Karanlık Bölge: Yepyeni bir dizi deneyimi

Karanlık Bölge: Yepyeni bir dizi deneyimi
Podcast formatı, tüm dünyada olduğu gibi Türkiye’de de gün geçtikçe daha fazla ilgi görüyor. Popülerliği arttıkça kendi yıldızlarını da yaratan bir sektöre dönüşme yolunda hızla ilerliyor. Yeni içeriklere dört elle sarıldığımız şu günlerde, Podbee daha önce denenmemiş bir formatla dinleyicinin karşısına çıktı. “Karanlık Bölge” tamamen kurgusal bir podcast dizi. Spotify, Apple Podcasts ve Google Podcasts platformlarında dinlemeye açılan dizinin şimdiye kadar üç bölümü yayınlandı.
 
Projenin yapımcısı Candost Bayraktar, senaristi Özge Satman Bayraktar ve başrol oyuncusu Tülin Özen’e merak ettiklerimi sordum.
 
Karanlık Bölge’yi dinlemek için https://dinle.podbee.co/karanlik-bolge/ adresini ziyaret edebilirsiniz.
 
 
CANDOST BAYRAKTAR
 
• Bize biraz Podbee’yi anlatır mısın? Ne tarz içerikler göreceğiz? Nasıl bir yayın stratejiniz var?

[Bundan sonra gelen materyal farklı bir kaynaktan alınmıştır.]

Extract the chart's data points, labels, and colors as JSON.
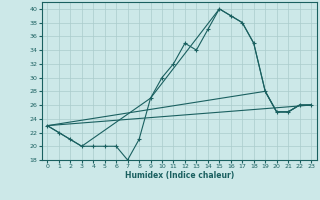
{
  "xlabel": "Humidex (Indice chaleur)",
  "bg_color": "#cce8e8",
  "grid_color": "#aacccc",
  "line_color": "#1a6060",
  "xlim": [
    -0.5,
    23.5
  ],
  "ylim": [
    18,
    41
  ],
  "xticks": [
    0,
    1,
    2,
    3,
    4,
    5,
    6,
    7,
    8,
    9,
    10,
    11,
    12,
    13,
    14,
    15,
    16,
    17,
    18,
    19,
    20,
    21,
    22,
    23
  ],
  "yticks": [
    18,
    20,
    22,
    24,
    26,
    28,
    30,
    32,
    34,
    36,
    38,
    40
  ],
  "series": [
    {
      "x": [
        0,
        1,
        2,
        3,
        4,
        5,
        6,
        7,
        8,
        9,
        10,
        11,
        12,
        13,
        14,
        15,
        16,
        17,
        18,
        19,
        20,
        21,
        22,
        23
      ],
      "y": [
        23,
        22,
        21,
        20,
        20,
        20,
        20,
        18,
        21,
        27,
        30,
        32,
        35,
        34,
        37,
        40,
        39,
        38,
        35,
        28,
        25,
        25,
        26,
        26
      ]
    },
    {
      "x": [
        0,
        1,
        2,
        3,
        9,
        15,
        16,
        17,
        18,
        19,
        20,
        21,
        22,
        23
      ],
      "y": [
        23,
        22,
        21,
        20,
        27,
        40,
        39,
        38,
        35,
        28,
        25,
        25,
        26,
        26
      ]
    },
    {
      "x": [
        0,
        23
      ],
      "y": [
        23,
        26
      ]
    },
    {
      "x": [
        0,
        19,
        20,
        21,
        22,
        23
      ],
      "y": [
        23,
        28,
        25,
        25,
        26,
        26
      ]
    }
  ]
}
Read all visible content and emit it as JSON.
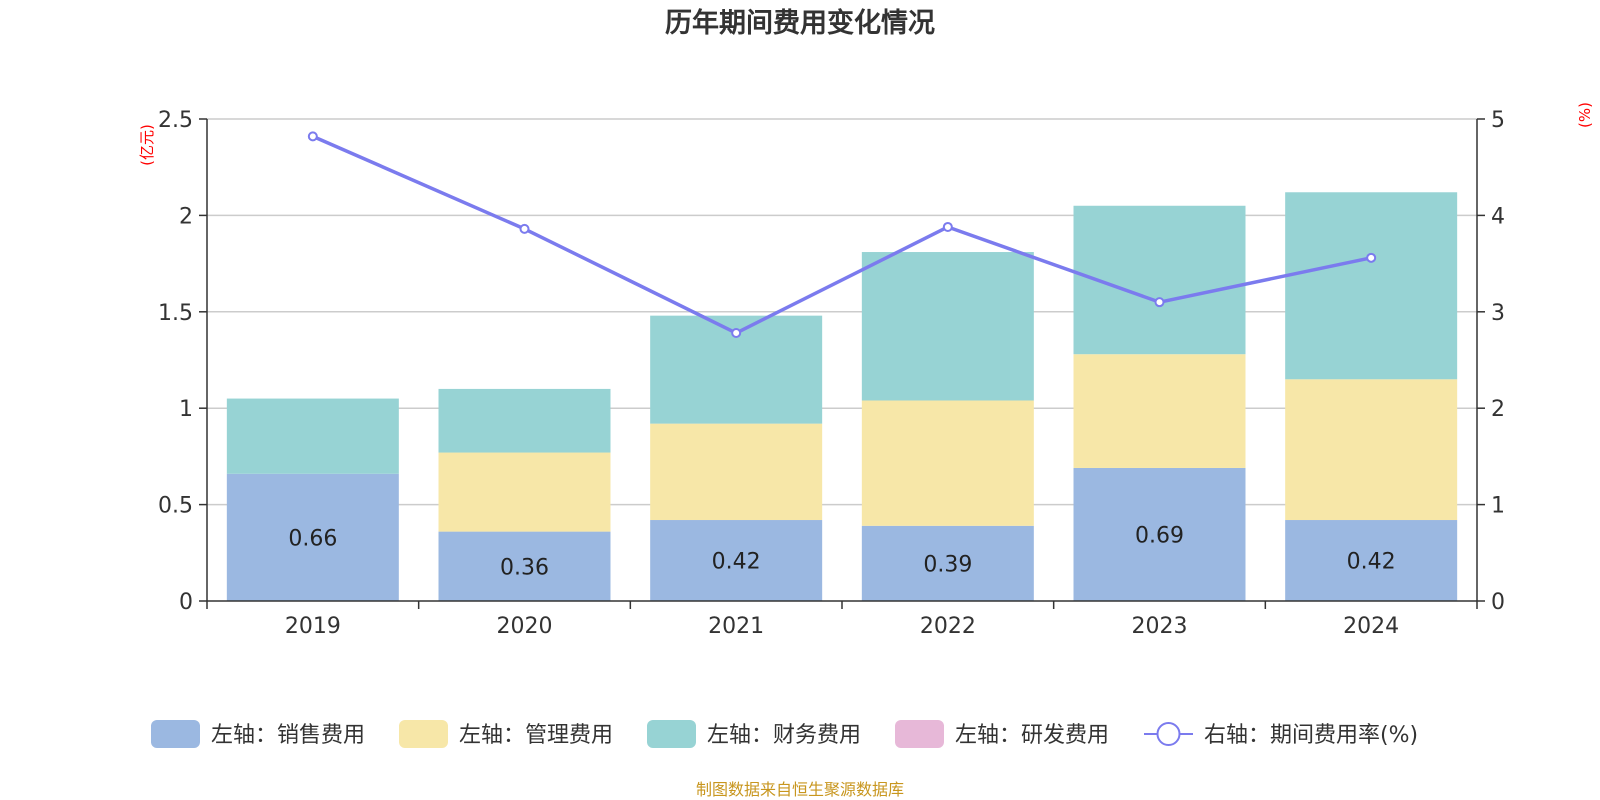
{
  "chart_data": {
    "type": "bar",
    "stacked": true,
    "title": "历年期间费用变化情况",
    "categories": [
      "2019",
      "2020",
      "2021",
      "2022",
      "2023",
      "2024"
    ],
    "left_axis": {
      "unit_label": "(亿元)",
      "ylim": [
        0,
        2.5
      ],
      "ticks": [
        "0",
        "0.5",
        "1",
        "1.5",
        "2",
        "2.5"
      ]
    },
    "right_axis": {
      "unit_label": "(%)",
      "ylim": [
        0,
        5
      ],
      "ticks": [
        "0",
        "1",
        "2",
        "3",
        "4",
        "5"
      ]
    },
    "series": [
      {
        "name": "左轴：销售费用",
        "type": "bar",
        "axis": "left",
        "color": "#9bb8e1",
        "values": [
          0.66,
          0.36,
          0.42,
          0.39,
          0.69,
          0.42
        ],
        "labels": [
          "0.66",
          "0.36",
          "0.42",
          "0.39",
          "0.69",
          "0.42"
        ]
      },
      {
        "name": "左轴：管理费用",
        "type": "bar",
        "axis": "left",
        "color": "#f7e7a8",
        "values": [
          0,
          0.41,
          0.5,
          0.65,
          0.59,
          0.73
        ]
      },
      {
        "name": "左轴：财务费用",
        "type": "bar",
        "axis": "left",
        "color": "#97d3d4",
        "values": [
          0.39,
          0.33,
          0.56,
          0.77,
          0.77,
          0.97
        ]
      },
      {
        "name": "左轴：研发费用",
        "type": "bar",
        "axis": "left",
        "color": "#e7b8d8",
        "values": [
          0,
          0,
          0,
          0,
          0,
          0
        ]
      },
      {
        "name": "右轴：期间费用率(%)",
        "type": "line",
        "axis": "right",
        "color": "#7b7bee",
        "values": [
          4.82,
          3.86,
          2.78,
          3.88,
          3.1,
          3.56
        ]
      }
    ],
    "grid": true,
    "legend_position": "bottom"
  },
  "source_note": "制图数据来自恒生聚源数据库"
}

 Podbee bir podcast yapım şirketi. Bir şirket olarak büyümekten öte yaratıcılarıyla, dinleyicileriyle ve tabi ki podcastlere destek olan markalarla birlikte büyümeyi hedefliyor. Başlangıçta üçe ayırdık içerikleri. Kurmaca diziler (fiction), haftalık düzenli yayınlar (non-fiction) ve markalarla ortaklaşa gerçekleştirilecek (branded) podcastler. Yayın stratejimiz Türkiye’deki yaratıcıların hayal gücünü, hikayelerini, kendini ifade etme biçimlerini merkeze almak. Bunun da önemli noktalarından biri ister istemez diziler oluyor tabii ki.
 
• Biraz podcast dizi formatından ve dünyadaki örneklerinden bahseder misin? Gelecekte bu alanda büyük bir içerik zenginliği öngörüyor musun?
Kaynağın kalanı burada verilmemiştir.